Domain Knowledge and Understanding

Deriving an LLM-based strategy for your problem requires a thorough understanding of the domain and the ability to define a sound mental model of it. You will, after all, be naming things and giving instructions. These should be precise and unambiguous. To skimp on discipline here exposes you to the vagaries of the token generation. The LLM has a universe of knowledge available to it, which — for all its benefits — primes it to wander astray of your intended path. Having a clear mental model of the problem, including the parts of it that don’t need solving, will help keep you (and it) on track.

Interestingly, good naming in software engineering is mostly just a benefit to humans; in prompt engineering, perhaps it could be likened to algorithmic bedrock.

Problem Decomposition

The principles of sound engineering apply. Breaking the problem down into simpler subproblems seems to yield better results, likely by forcing you to state your intermediate requirements more concretely.
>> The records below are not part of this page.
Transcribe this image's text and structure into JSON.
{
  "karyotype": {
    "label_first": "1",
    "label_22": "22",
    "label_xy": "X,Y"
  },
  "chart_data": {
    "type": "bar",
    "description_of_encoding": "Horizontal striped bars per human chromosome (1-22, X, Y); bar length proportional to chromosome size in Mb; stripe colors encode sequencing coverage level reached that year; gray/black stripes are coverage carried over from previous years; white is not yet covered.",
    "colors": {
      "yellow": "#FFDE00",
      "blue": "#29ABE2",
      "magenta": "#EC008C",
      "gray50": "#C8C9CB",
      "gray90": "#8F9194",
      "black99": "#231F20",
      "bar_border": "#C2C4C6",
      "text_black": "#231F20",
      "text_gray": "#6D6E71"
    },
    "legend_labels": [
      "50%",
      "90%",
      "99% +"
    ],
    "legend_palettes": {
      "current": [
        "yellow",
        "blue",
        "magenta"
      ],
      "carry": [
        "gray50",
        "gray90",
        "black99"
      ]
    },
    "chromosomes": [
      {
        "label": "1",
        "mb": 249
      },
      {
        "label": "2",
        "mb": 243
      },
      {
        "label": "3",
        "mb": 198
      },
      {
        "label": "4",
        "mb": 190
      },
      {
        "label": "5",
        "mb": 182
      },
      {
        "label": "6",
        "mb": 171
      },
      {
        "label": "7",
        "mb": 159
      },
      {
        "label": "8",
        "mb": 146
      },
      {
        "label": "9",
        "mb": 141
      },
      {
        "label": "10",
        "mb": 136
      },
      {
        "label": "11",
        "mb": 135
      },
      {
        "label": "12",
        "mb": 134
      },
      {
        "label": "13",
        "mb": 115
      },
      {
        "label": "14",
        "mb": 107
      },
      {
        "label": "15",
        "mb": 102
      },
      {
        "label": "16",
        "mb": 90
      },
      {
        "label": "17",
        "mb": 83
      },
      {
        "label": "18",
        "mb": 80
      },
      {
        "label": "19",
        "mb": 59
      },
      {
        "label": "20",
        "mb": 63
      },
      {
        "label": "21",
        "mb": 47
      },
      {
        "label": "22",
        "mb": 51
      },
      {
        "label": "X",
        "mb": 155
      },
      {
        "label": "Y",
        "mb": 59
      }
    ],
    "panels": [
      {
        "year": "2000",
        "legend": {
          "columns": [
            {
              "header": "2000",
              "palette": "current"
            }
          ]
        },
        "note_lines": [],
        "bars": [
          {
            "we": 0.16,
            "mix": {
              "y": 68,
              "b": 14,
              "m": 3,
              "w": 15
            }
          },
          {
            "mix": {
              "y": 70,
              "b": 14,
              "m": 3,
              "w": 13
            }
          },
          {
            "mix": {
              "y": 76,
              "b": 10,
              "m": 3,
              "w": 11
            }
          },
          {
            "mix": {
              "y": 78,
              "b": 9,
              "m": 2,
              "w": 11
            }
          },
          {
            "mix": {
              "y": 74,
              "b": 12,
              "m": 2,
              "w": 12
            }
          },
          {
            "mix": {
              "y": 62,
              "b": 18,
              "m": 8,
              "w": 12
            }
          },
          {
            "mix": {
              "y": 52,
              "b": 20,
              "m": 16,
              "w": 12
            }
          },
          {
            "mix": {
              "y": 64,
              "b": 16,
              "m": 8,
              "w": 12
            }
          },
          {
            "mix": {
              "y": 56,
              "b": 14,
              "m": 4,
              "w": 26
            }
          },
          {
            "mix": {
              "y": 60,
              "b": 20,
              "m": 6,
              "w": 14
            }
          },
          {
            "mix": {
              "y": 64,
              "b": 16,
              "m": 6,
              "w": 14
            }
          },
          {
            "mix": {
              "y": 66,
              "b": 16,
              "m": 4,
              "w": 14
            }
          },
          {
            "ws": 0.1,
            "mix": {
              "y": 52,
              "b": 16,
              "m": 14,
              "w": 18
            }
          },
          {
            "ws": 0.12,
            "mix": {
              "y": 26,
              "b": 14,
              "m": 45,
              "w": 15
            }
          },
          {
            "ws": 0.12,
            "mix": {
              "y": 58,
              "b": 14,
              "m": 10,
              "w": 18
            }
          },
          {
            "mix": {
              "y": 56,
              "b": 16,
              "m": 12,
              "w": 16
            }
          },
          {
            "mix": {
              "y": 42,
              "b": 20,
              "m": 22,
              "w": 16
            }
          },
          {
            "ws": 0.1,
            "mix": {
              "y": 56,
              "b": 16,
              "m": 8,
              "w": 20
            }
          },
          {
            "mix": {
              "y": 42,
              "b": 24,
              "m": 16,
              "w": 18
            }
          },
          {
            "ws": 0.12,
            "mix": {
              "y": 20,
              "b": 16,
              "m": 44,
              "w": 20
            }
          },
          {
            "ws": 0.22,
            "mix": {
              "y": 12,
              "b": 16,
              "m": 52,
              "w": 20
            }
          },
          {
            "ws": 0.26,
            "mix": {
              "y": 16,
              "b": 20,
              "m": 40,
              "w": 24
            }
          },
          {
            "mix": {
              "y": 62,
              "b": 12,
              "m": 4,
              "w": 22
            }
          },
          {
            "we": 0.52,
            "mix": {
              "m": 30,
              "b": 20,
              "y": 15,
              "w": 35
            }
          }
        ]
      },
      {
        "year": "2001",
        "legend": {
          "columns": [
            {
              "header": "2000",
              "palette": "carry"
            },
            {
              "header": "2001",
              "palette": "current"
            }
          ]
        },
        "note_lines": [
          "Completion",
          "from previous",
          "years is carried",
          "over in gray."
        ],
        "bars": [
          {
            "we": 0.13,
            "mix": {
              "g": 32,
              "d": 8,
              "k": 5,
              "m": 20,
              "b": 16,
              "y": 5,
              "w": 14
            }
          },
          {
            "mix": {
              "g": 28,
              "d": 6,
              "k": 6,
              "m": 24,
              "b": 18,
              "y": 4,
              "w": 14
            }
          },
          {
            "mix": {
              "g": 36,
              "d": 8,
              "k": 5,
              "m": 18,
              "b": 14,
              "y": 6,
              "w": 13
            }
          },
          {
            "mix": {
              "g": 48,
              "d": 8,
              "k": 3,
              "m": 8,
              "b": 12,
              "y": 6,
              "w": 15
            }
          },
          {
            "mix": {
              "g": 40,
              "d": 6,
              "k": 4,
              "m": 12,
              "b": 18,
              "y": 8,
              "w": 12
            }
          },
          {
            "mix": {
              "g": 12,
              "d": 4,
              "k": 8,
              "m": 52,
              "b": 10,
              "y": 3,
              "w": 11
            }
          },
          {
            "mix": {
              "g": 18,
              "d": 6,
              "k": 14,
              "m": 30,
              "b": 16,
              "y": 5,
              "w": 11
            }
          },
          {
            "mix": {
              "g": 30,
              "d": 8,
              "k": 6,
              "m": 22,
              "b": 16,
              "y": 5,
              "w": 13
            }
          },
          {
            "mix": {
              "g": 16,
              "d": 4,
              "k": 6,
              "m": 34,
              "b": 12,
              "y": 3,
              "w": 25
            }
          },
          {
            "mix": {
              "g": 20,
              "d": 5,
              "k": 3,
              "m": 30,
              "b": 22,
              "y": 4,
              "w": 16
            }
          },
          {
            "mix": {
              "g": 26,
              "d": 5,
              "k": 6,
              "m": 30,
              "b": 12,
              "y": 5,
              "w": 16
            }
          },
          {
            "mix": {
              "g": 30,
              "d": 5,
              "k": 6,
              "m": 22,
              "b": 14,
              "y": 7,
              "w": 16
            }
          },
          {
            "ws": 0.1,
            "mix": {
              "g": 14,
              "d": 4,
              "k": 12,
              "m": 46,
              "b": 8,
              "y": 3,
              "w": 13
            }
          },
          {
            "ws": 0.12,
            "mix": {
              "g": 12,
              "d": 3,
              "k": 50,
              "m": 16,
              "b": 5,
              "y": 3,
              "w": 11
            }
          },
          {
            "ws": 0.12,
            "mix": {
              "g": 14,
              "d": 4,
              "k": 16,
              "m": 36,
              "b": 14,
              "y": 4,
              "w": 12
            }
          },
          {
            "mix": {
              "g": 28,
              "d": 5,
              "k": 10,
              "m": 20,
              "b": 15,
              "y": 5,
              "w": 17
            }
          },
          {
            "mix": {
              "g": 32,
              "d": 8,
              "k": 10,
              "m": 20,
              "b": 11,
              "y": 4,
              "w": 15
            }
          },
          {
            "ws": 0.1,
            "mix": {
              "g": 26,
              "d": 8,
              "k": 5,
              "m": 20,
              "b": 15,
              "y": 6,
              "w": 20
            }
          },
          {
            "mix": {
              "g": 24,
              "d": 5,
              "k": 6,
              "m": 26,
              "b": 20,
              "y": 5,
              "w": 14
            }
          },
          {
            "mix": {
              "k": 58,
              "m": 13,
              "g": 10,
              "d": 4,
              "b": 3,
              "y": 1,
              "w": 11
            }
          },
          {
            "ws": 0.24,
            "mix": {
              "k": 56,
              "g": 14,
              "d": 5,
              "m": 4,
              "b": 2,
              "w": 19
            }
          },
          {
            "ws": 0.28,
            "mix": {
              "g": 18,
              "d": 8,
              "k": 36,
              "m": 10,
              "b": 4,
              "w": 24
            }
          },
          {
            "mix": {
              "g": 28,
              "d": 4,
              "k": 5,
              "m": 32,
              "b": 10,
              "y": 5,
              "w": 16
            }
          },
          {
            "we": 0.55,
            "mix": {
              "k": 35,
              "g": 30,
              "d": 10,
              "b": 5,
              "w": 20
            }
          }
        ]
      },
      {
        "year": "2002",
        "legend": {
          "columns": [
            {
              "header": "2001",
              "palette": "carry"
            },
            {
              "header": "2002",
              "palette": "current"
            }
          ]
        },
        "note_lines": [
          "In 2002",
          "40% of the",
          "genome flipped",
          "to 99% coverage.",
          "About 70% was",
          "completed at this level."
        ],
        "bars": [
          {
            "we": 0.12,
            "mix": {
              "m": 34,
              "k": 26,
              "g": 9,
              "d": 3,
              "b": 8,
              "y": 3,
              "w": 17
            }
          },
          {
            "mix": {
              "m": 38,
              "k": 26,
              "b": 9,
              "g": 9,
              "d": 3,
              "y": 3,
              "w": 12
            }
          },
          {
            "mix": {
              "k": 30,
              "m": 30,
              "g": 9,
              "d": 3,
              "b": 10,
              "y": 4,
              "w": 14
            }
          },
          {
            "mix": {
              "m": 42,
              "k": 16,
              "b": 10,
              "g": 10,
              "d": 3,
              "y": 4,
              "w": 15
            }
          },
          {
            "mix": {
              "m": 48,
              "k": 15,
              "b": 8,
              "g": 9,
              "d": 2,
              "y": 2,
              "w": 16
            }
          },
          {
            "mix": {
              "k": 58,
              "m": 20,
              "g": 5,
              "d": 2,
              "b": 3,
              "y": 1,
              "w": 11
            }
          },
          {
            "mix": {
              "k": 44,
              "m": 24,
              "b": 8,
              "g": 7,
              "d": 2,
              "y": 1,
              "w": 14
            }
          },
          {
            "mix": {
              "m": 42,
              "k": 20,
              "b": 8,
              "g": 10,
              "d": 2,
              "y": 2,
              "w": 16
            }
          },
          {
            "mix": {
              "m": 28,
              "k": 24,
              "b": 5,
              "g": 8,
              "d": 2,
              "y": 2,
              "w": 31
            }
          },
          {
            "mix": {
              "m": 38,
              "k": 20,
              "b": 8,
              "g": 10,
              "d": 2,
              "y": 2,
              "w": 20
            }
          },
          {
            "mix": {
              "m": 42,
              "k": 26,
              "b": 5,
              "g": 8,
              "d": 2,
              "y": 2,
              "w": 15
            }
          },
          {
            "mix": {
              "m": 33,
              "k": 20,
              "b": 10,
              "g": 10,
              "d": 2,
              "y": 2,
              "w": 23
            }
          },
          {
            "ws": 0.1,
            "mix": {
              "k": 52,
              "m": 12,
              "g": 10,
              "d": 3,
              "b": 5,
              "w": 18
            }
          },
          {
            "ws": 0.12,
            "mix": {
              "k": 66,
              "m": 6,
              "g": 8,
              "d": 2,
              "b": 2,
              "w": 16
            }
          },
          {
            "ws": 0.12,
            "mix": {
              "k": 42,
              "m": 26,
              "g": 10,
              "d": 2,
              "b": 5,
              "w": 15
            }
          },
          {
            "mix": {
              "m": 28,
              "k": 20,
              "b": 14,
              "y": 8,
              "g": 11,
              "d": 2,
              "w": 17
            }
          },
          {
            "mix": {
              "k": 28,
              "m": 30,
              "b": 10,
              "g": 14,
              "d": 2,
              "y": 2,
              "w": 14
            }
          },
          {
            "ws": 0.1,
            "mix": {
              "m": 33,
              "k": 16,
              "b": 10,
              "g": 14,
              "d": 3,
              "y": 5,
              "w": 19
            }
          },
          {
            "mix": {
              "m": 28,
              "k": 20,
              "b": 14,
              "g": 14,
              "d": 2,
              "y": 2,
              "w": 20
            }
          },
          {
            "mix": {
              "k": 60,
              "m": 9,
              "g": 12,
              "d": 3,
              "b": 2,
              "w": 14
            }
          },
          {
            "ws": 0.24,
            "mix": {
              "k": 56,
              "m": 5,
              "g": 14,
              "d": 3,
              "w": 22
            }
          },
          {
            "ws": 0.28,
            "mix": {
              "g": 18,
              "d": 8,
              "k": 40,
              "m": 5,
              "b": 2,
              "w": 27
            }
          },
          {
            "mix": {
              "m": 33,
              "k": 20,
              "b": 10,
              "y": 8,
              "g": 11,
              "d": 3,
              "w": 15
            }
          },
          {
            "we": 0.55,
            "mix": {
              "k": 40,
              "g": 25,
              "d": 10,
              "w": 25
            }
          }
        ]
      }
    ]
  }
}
The payoff of this effort is driven from the bottom upwards: LLMs are simply more likely to fulfill your request if given less to do and less to consider.

This subproblem definition step is especially important in problem domains where some human expertise already exists, but the implementation details are perhaps mysterious to anyone who isn’t the expert. The success of the solution hinges on this expert being able to express their intuitive grasp of the domain clearly in natural language. Perhaps they even lack that ability, in which case it becomes a task of the prompt engineer and expert to work together to unpack the complexity.

Modules, Interfaces, Workflows

What follows naturally from defining subproblems is the process of building independent modules of work that can be composed together, ideally by defining interfaces at their boundaries. Any LLM that can be instructed to produce JSON provides this capability. Working with interfaces allows code modules and prompt modules to be interleaved with each other and chained together into workflows and pipelines.

Even if just working with prompts in the absence of code, mapping out the “business” rules — including the parameters, the conditions upon which to fork logical pathways, the pathways not worth pursuing, etc. — will produce a series of prompts that encode the decision-making steps, their inputs, and their outputs, i.e. a form of the so-called “giving the model time to think” strategy.

Framing

This is less of an engineering parallel, but it helps to think of any current, consumer-level LLM as a human agent, with basic reasoning abilities and judgment, that is quite good at interpreting meaning and making associations, but that lacks context and is perhaps weak in raw computation and multi-tasking. It will accomplish what you ask of it insofar as you have presented it with a clearly defined problem in a somewhat known context.

However, it is also blindly subservient, meaning that it will do whatever you ask it to, no matter what, even if that turns out to be the wrong thing to do.